Q: To paraphrase Mike Martz, Caleb Hanie appears to be a fine quarterback and a good athlete but he lacks “experience,” so it’s hard to tell how he’ll play when it counts. Therefore he would feel safer if the Bears had a veteran backup QB. If “experience” is such a valuable necessity, how does Hanie go about getting playing time if he’s relegated again to third on the depth chart behind Cutler and the veteran backup?How will we ever find out what Hanie can do unless he’s given a chance?The Patriots weren’t afraid to go to war with Tom Brady or Matt Cassel as inexperienced backups. Kurt Warner was also inexperienced when Trent Green went down. That worked out well.Why all the trepidation about a third year player like Hanie? — Chris in Homer Glen
A: Because Hanie has only taken a handful of regular season snaps. At the recent rookie minicamp, Martz explained that he saw lots of film of Kurt Warner playing in the Arena League and in NFL Europe and had a feel for how he would perform while being pressured. No such film exists with Hanie. Hence the concern. These situations can be a Catch-22 for young quarterbacks like Hanie, who have trouble getting the playing time necessary to develop. On the other hand, what if Cutler is lost to a season-ending injury in Week 2, and Hanie can’t play? What would Bears do then?

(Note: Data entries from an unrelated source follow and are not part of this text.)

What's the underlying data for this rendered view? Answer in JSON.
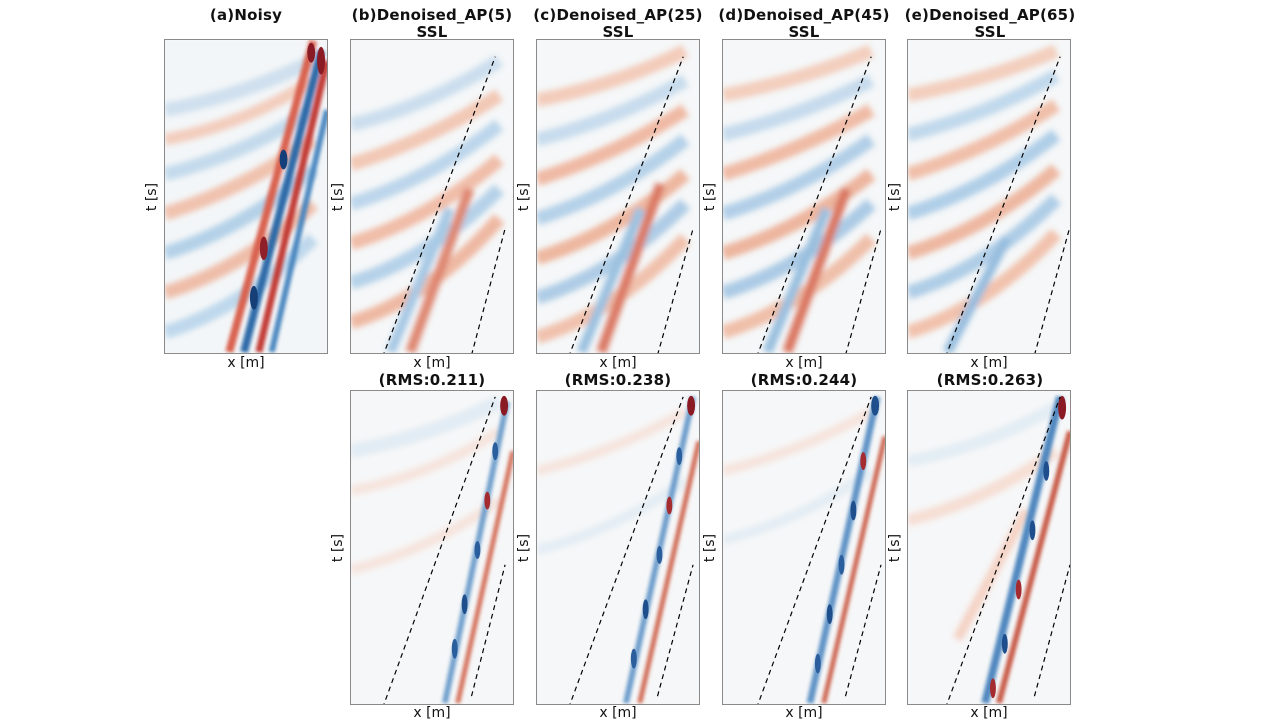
{
  "figure": {
    "panels_top": [
      {
        "id": "a",
        "title_line1": "(a)Noisy",
        "title_line2": "",
        "xlabel": "x [m]",
        "ylabel": "t [s]"
      },
      {
        "id": "b",
        "title_line1": "(b)Denoised_AP(5)",
        "title_line2": "SSL",
        "xlabel": "x [m]",
        "ylabel": "t [s]"
      },
      {
        "id": "c",
        "title_line1": "(c)Denoised_AP(25)",
        "title_line2": "SSL",
        "xlabel": "x [m]",
        "ylabel": "t [s]"
      },
      {
        "id": "d",
        "title_line1": "(d)Denoised_AP(45)",
        "title_line2": "SSL",
        "xlabel": "x [m]",
        "ylabel": "t [s]"
      },
      {
        "id": "e",
        "title_line1": "(e)Denoised_AP(65)",
        "title_line2": "SSL",
        "xlabel": "x [m]",
        "ylabel": "t [s]"
      }
    ],
    "panels_bottom": [
      {
        "id": "b2",
        "title": "(RMS:0.211)",
        "xlabel": "x [m]",
        "ylabel": "t [s]"
      },
      {
        "id": "c2",
        "title": "(RMS:0.238)",
        "xlabel": "x [m]",
        "ylabel": "t [s]"
      },
      {
        "id": "d2",
        "title": "(RMS:0.244)",
        "xlabel": "x [m]",
        "ylabel": "t [s]"
      },
      {
        "id": "e2",
        "title": "(RMS:0.263)",
        "xlabel": "x [m]",
        "ylabel": "t [s]"
      }
    ]
  }
}
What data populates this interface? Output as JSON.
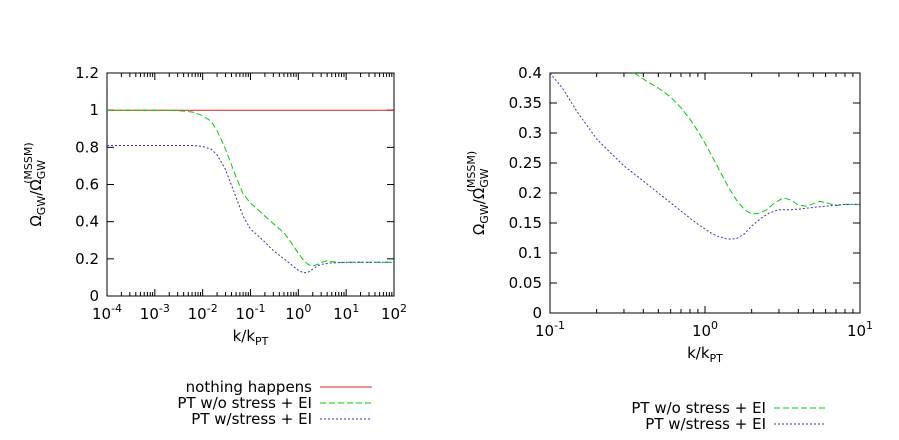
{
  "chart_data": [
    {
      "type": "line",
      "xscale": "log",
      "xlim": [
        0.0001,
        100
      ],
      "ylim": [
        0,
        1.2
      ],
      "xlabel": "k/k_PT",
      "ylabel": "Ω_GW/Ω_GW^(MSSM)",
      "xlabel_main": "k/k",
      "xlabel_sub": "PT",
      "ylabel_main": "Ω",
      "ylabel_sub": "GW",
      "ylabel_sep": "/Ω",
      "ylabel_sub2": "GW",
      "ylabel_sup": "(MSSM)",
      "x_ticks": [
        {
          "base": "10",
          "exp": "-4",
          "value": 0.0001
        },
        {
          "base": "10",
          "exp": "-3",
          "value": 0.001
        },
        {
          "base": "10",
          "exp": "-2",
          "value": 0.01
        },
        {
          "base": "10",
          "exp": "-1",
          "value": 0.1
        },
        {
          "base": "10",
          "exp": "0",
          "value": 1
        },
        {
          "base": "10",
          "exp": "1",
          "value": 10
        },
        {
          "base": "10",
          "exp": "2",
          "value": 100
        }
      ],
      "y_ticks": [
        {
          "label": "0",
          "value": 0
        },
        {
          "label": "0.2",
          "value": 0.2
        },
        {
          "label": "0.4",
          "value": 0.4
        },
        {
          "label": "0.6",
          "value": 0.6
        },
        {
          "label": "0.8",
          "value": 0.8
        },
        {
          "label": "1",
          "value": 1
        },
        {
          "label": "1.2",
          "value": 1.2
        }
      ],
      "grid": false,
      "legend_position": "below",
      "series": [
        {
          "name": "nothing happens",
          "color": "#e41a1c",
          "dash": "solid",
          "x": [
            0.0001,
            100
          ],
          "y": [
            1,
            1
          ]
        },
        {
          "name": "PT w/o stress + EI",
          "color": "#00cc00",
          "dash": "dashed",
          "x": [
            0.0001,
            0.001,
            0.003,
            0.006,
            0.01,
            0.015,
            0.02,
            0.03,
            0.05,
            0.07,
            0.1,
            0.15,
            0.2,
            0.3,
            0.5,
            0.7,
            1,
            1.3,
            1.6,
            2,
            2.5,
            3,
            4,
            5,
            7,
            10,
            20,
            50,
            100
          ],
          "y": [
            1,
            1,
            0.998,
            0.99,
            0.97,
            0.94,
            0.89,
            0.79,
            0.64,
            0.55,
            0.5,
            0.46,
            0.43,
            0.39,
            0.34,
            0.29,
            0.23,
            0.19,
            0.17,
            0.16,
            0.17,
            0.18,
            0.19,
            0.185,
            0.18,
            0.182,
            0.181,
            0.182,
            0.182
          ]
        },
        {
          "name": "PT w/stress + EI",
          "color": "#3333cc",
          "dash": "dotted",
          "x": [
            0.0001,
            0.001,
            0.003,
            0.006,
            0.01,
            0.015,
            0.02,
            0.03,
            0.05,
            0.07,
            0.1,
            0.15,
            0.2,
            0.3,
            0.5,
            0.7,
            1,
            1.3,
            1.6,
            2,
            2.5,
            3,
            4,
            5,
            7,
            10,
            20,
            50,
            100
          ],
          "y": [
            0.81,
            0.81,
            0.81,
            0.81,
            0.805,
            0.79,
            0.76,
            0.68,
            0.53,
            0.43,
            0.36,
            0.32,
            0.29,
            0.245,
            0.2,
            0.17,
            0.138,
            0.125,
            0.128,
            0.145,
            0.162,
            0.17,
            0.175,
            0.178,
            0.18,
            0.181,
            0.182,
            0.182,
            0.182
          ]
        }
      ]
    },
    {
      "type": "line",
      "xscale": "log",
      "xlim": [
        0.1,
        10
      ],
      "ylim": [
        0,
        0.4
      ],
      "xlabel": "k/k_PT",
      "ylabel": "Ω_GW/Ω_GW^(MSSM)",
      "xlabel_main": "k/k",
      "xlabel_sub": "PT",
      "ylabel_main": "Ω",
      "ylabel_sub": "GW",
      "ylabel_sep": "/Ω",
      "ylabel_sub2": "GW",
      "ylabel_sup": "(MSSM)",
      "x_ticks": [
        {
          "base": "10",
          "exp": "-1",
          "value": 0.1
        },
        {
          "base": "10",
          "exp": "0",
          "value": 1
        },
        {
          "base": "10",
          "exp": "1",
          "value": 10
        }
      ],
      "y_ticks": [
        {
          "label": "0",
          "value": 0
        },
        {
          "label": "0.05",
          "value": 0.05
        },
        {
          "label": "0.1",
          "value": 0.1
        },
        {
          "label": "0.15",
          "value": 0.15
        },
        {
          "label": "0.2",
          "value": 0.2
        },
        {
          "label": "0.25",
          "value": 0.25
        },
        {
          "label": "0.3",
          "value": 0.3
        },
        {
          "label": "0.35",
          "value": 0.35
        },
        {
          "label": "0.4",
          "value": 0.4
        }
      ],
      "grid": false,
      "legend_position": "below",
      "series": [
        {
          "name": "PT w/o stress + EI",
          "color": "#00cc00",
          "dash": "dashed",
          "x": [
            0.35,
            0.4,
            0.5,
            0.6,
            0.7,
            0.8,
            0.9,
            1.0,
            1.2,
            1.4,
            1.6,
            1.8,
            2.0,
            2.2,
            2.5,
            2.8,
            3.2,
            3.6,
            4.0,
            4.5,
            5.0,
            5.5,
            6.0,
            7.0,
            8.0,
            10.0
          ],
          "y": [
            0.4,
            0.39,
            0.375,
            0.36,
            0.342,
            0.323,
            0.303,
            0.283,
            0.245,
            0.212,
            0.188,
            0.172,
            0.165,
            0.166,
            0.172,
            0.183,
            0.192,
            0.188,
            0.18,
            0.178,
            0.182,
            0.186,
            0.184,
            0.179,
            0.181,
            0.181
          ]
        },
        {
          "name": "PT w/stress + EI",
          "color": "#3333cc",
          "dash": "dotted",
          "x": [
            0.1,
            0.12,
            0.15,
            0.2,
            0.25,
            0.3,
            0.4,
            0.5,
            0.6,
            0.7,
            0.8,
            0.9,
            1.0,
            1.1,
            1.2,
            1.4,
            1.6,
            1.8,
            2.0,
            2.3,
            2.6,
            3.0,
            3.5,
            4.0,
            5.0,
            6.0,
            7.0,
            8.0,
            10.0
          ],
          "y": [
            0.4,
            0.375,
            0.335,
            0.29,
            0.265,
            0.245,
            0.22,
            0.2,
            0.184,
            0.17,
            0.158,
            0.148,
            0.14,
            0.133,
            0.128,
            0.123,
            0.124,
            0.132,
            0.145,
            0.158,
            0.167,
            0.172,
            0.172,
            0.173,
            0.176,
            0.178,
            0.18,
            0.181,
            0.181
          ]
        }
      ]
    }
  ]
}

Q: How washed up is Justin Smiley and do you think the Bears will sign him if he gets released? — Shaun.
A: The Bears are mostly satisfied with their offensive line personnel but I’m told there may be some interest in Smiley if the Dolphins release him. His shoulder injury has limited his effectiveness and sidelined him for much of the past two seasons. The severity of the injury would certainly be something the Bears would want to investigate when he is released.